While it is wonderful to see my department get larger, one cannot help but wonder if such breakneck growth was causing harm to the rest of the university. You see, I believe strongly that a university that is only good at STEM education is nothing more than a trade school. I came to Purdue to work in a university, and not in a trade school.
The horror stories coming out of our English department — how else would you describe the stories when the department head feels compelled to use phrases like "in order to keep our graduate program alive" --- seem to indicate that our upper administration has lost respect for the non-STEM educators, and that's a huge tragedy for all of us who work at Purdue. It's a huge tragedy because you need professors (and graduate student instructors) to teach students what it means to read well, to write well, to think well, to appreciate the human condition and its complexities through exposure to art, literature, poetry and so on.
As an engineering professor, I frequently run into students, both undergraduate and graduate, who are severely lacking in their communication abilities. The best of these students are well conversant with the formulas, the equations and the computer programs that implement those formulas and equations — because that's what STEM education is all about. But when you ask these students to explain what they know without using too much technical jargon, they become inarticulate.
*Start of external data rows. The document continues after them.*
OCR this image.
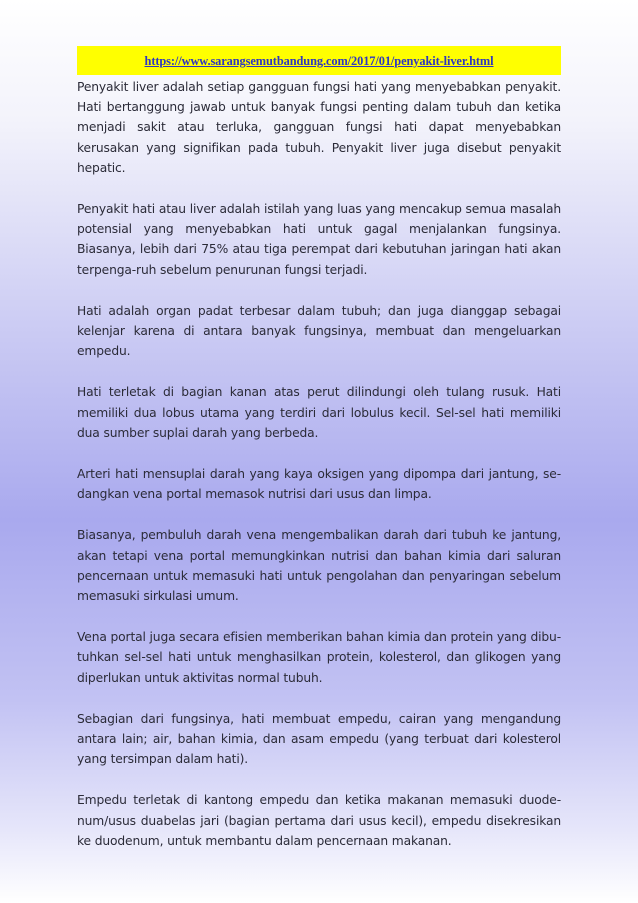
https://www.sarangsemutbandung.com/2017/01/penyakit-liver.html

Penyakit liver adalah setiap gangguan fungsi hati yang menyebabkan penyakit. Hati bertanggung jawab untuk banyak fungsi penting dalam tubuh dan ketika menjadi sakit atau terluka, gangguan fungsi hati dapat menyebabkan kerusakan yang signifikan pada tubuh. Penyakit liver juga disebut penyakit hepatic.

Penyakit hati atau liver adalah istilah yang luas yang mencakup semua masalah potensial yang menyebabkan hati untuk gagal menjalankan fungsinya. Biasanya, lebih dari 75% atau tiga perempat dari kebutuhan jaringan hati akan terpenga-ruh sebelum penurunan fungsi terjadi.

Hati adalah organ padat terbesar dalam tubuh; dan juga dianggap sebagai kelenjar karena di antara banyak fungsinya, membuat dan mengeluarkan empedu.

Hati terletak di bagian kanan atas perut dilindungi oleh tulang rusuk. Hati memiliki dua lobus utama yang terdiri dari lobulus kecil. Sel-sel hati memiliki dua sumber suplai darah yang berbeda.

Arteri hati mensuplai darah yang kaya oksigen yang dipompa dari jantung, se-dangkan vena portal memasok nutrisi dari usus dan limpa.

Biasanya, pembuluh darah vena mengembalikan darah dari tubuh ke jantung, akan tetapi vena portal memungkinkan nutrisi dan bahan kimia dari saluran pencernaan untuk memasuki hati untuk pengolahan dan penyaringan sebelum memasuki sirkulasi umum.

Vena portal juga secara efisien memberikan bahan kimia dan protein yang dibu-tuhkan sel-sel hati untuk menghasilkan protein, kolesterol, dan glikogen yang diperlukan untuk aktivitas normal tubuh.

Sebagian dari fungsinya, hati membuat empedu, cairan yang mengandung antara lain; air, bahan kimia, dan asam empedu (yang terbuat dari kolesterol yang tersimpan dalam hati).

Empedu terletak di kantong empedu dan ketika makanan memasuki duode-num/usus duabelas jari (bagian pertama dari usus kecil), empedu disekresikan ke duodenum, untuk membantu dalam pencernaan makanan.
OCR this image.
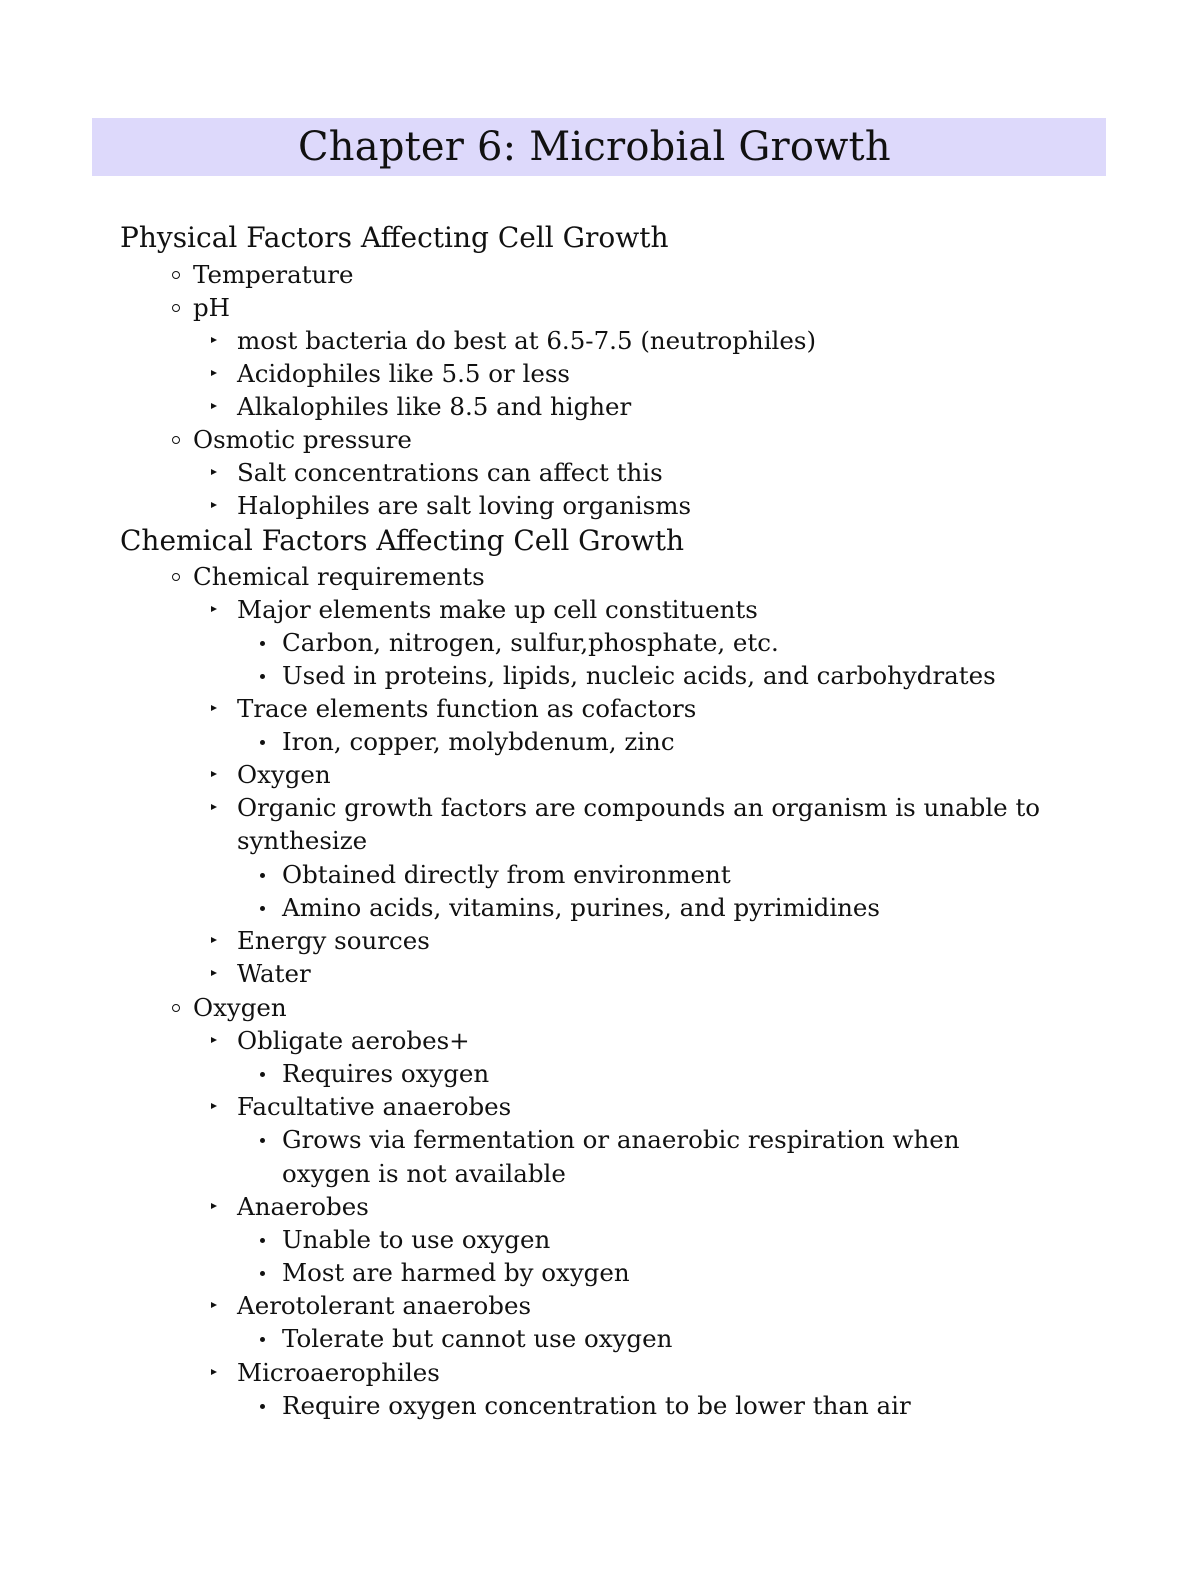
Chapter 6: Microbial Growth
Physical Factors Affecting Cell Growth
Temperature
pH
most bacteria do best at 6.5-7.5 (neutrophiles)
Acidophiles like 5.5 or less
Alkalophiles like 8.5 and higher
Osmotic pressure
Salt concentrations can affect this
Halophiles are salt loving organisms
Chemical Factors Affecting Cell Growth
Chemical requirements
Major elements make up cell constituents
Carbon, nitrogen, sulfur,phosphate, etc.
Used in proteins, lipids, nucleic acids, and carbohydrates
Trace elements function as cofactors
Iron, copper, molybdenum, zinc
Oxygen
Organic growth factors are compounds an organism is unable to
synthesize
Obtained directly from environment
Amino acids, vitamins, purines, and pyrimidines
Energy sources
Water
Oxygen
Obligate aerobes+
Requires oxygen
Facultative anaerobes
Grows via fermentation or anaerobic respiration when
oxygen is not available
Anaerobes
Unable to use oxygen
Most are harmed by oxygen
Aerotolerant anaerobes
Tolerate but cannot use oxygen
Microaerophiles
Require oxygen concentration to be lower than air
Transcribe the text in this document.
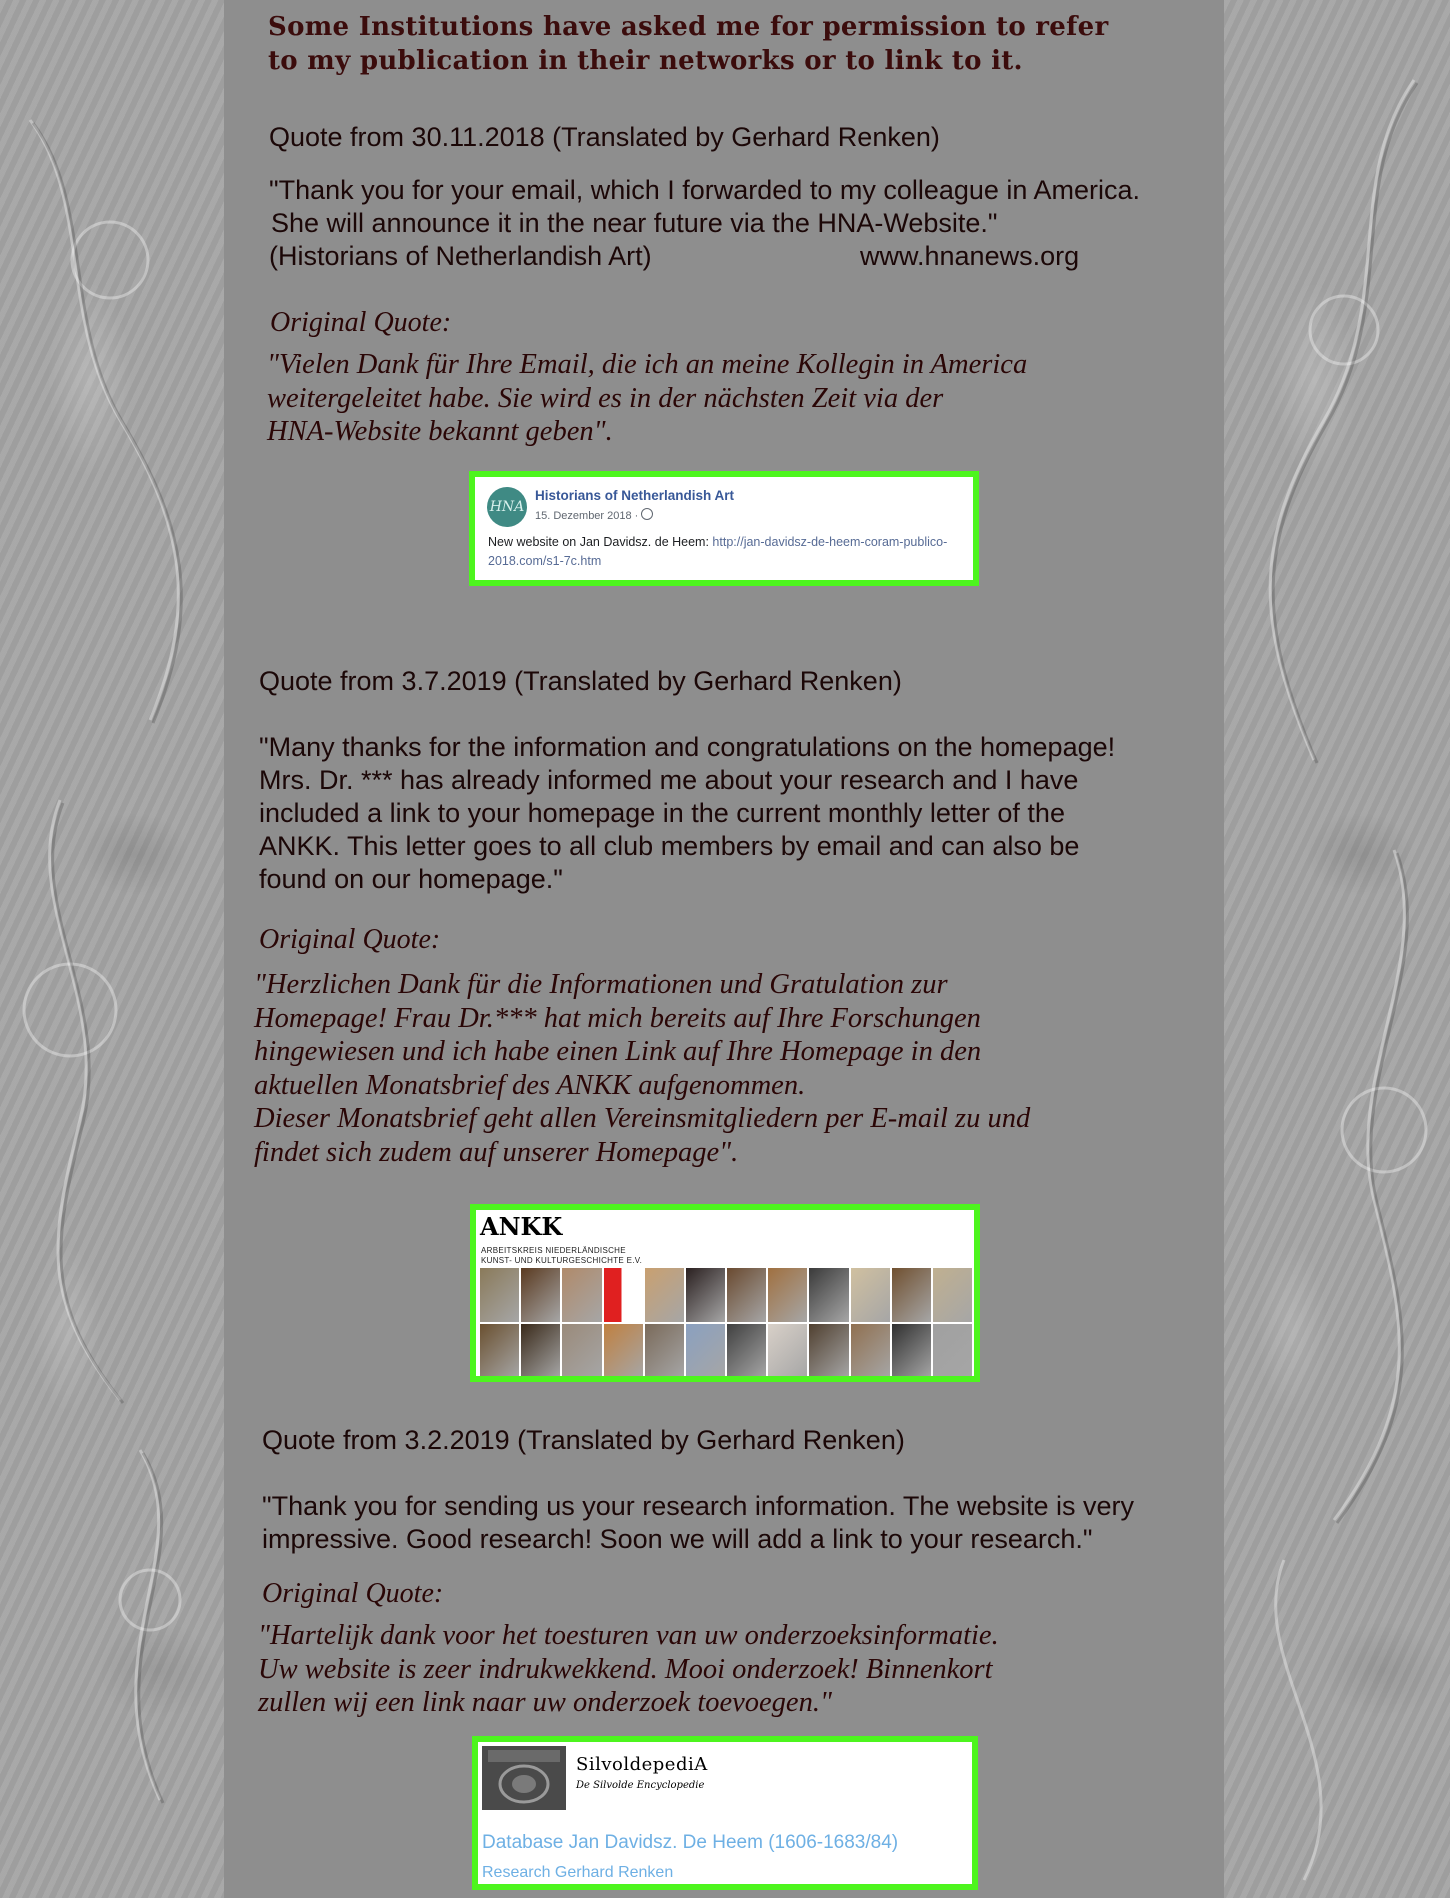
Some Institutions have asked me for permission to refer
to my publication in their networks or to link to it.
Quote from 30.11.2018 (Translated by Gerhard Renken)
"Thank you for your email, which I forwarded to my colleague in America.
She will announce it in the near future via the HNA-Website."
(Historians of Netherlandish Art)	www.hnanews.org
Original Quote:
"Vielen Dank für Ihre Email, die ich an meine Kollegin in America
weitergeleitet habe. Sie wird es in der nächsten Zeit via der
HNA-Website bekannt geben".
HNA
Historians of Netherlandish Art
15. Dezember 2018 ·
New website on Jan Davidsz. de Heem: http://jan-davidsz-de-heem-coram-publico-2018.com/s1-7c.htm
Quote from 3.7.2019 (Translated by Gerhard Renken)
"Many thanks for the information and congratulations on the homepage!
Mrs. Dr. *** has already informed me about your research and I have
included a link to your homepage in the current monthly letter of the
ANKK. This letter goes to all club members by email and can also be
found on our homepage."
Original Quote:
"Herzlichen Dank für die Informationen und Gratulation zur
Homepage! Frau Dr.*** hat mich bereits auf Ihre Forschungen
hingewiesen und ich habe einen Link auf Ihre Homepage in den
aktuellen Monatsbrief des ANKK aufgenommen.
Dieser Monatsbrief geht allen Vereinsmitgliedern per E-mail zu und
findet sich zudem auf unserer Homepage".
ANKK
ARBEITSKREIS NIEDERLÄNDISCHE
KUNST- UND KULTURGESCHICHTE E.V.
Quote from 3.2.2019 (Translated by Gerhard Renken)
"Thank you for sending us your research information. The website is very
impressive. Good research! Soon we will add a link to your research."
Original Quote:
"Hartelijk dank voor het toesturen van uw onderzoeksinformatie.
Uw website is zeer indrukwekkend. Mooi onderzoek! Binnenkort
zullen wij een link naar uw onderzoek toevoegen."
SilvoldepediA
De Silvolde Encyclopedie
Database Jan Davidsz. De Heem (1606-1683/84)
Research Gerhard Renken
Exactly the same thing happens if you try to engage such students in a conversation about how they might take the current state-of-the-art to the next level. It is well known in the industry that a large majority of the students we produce are good at following orders in the execution of the projects, but unable to argue the merits of what it is they are working on.
It goes without saying that much of STEM is about solving problems in the service of the humanity. However, if as a student you are severely lacking in the more humanistic aspects of your education, it's going to be difficult for you to construct mental narratives (let alone spoken and written narratives) about where you would want to go with what you know today, about the directions in which you would want to push the current state of the knowledge. What's worse, if the humanistic side of your education did not inculcate in you a broader sense of the values in life, your thinking is likely to be dominated by your baser instincts, such as those for just profit and dominance.
Let's not let Purdue regress into a glorified approximation to a trade school.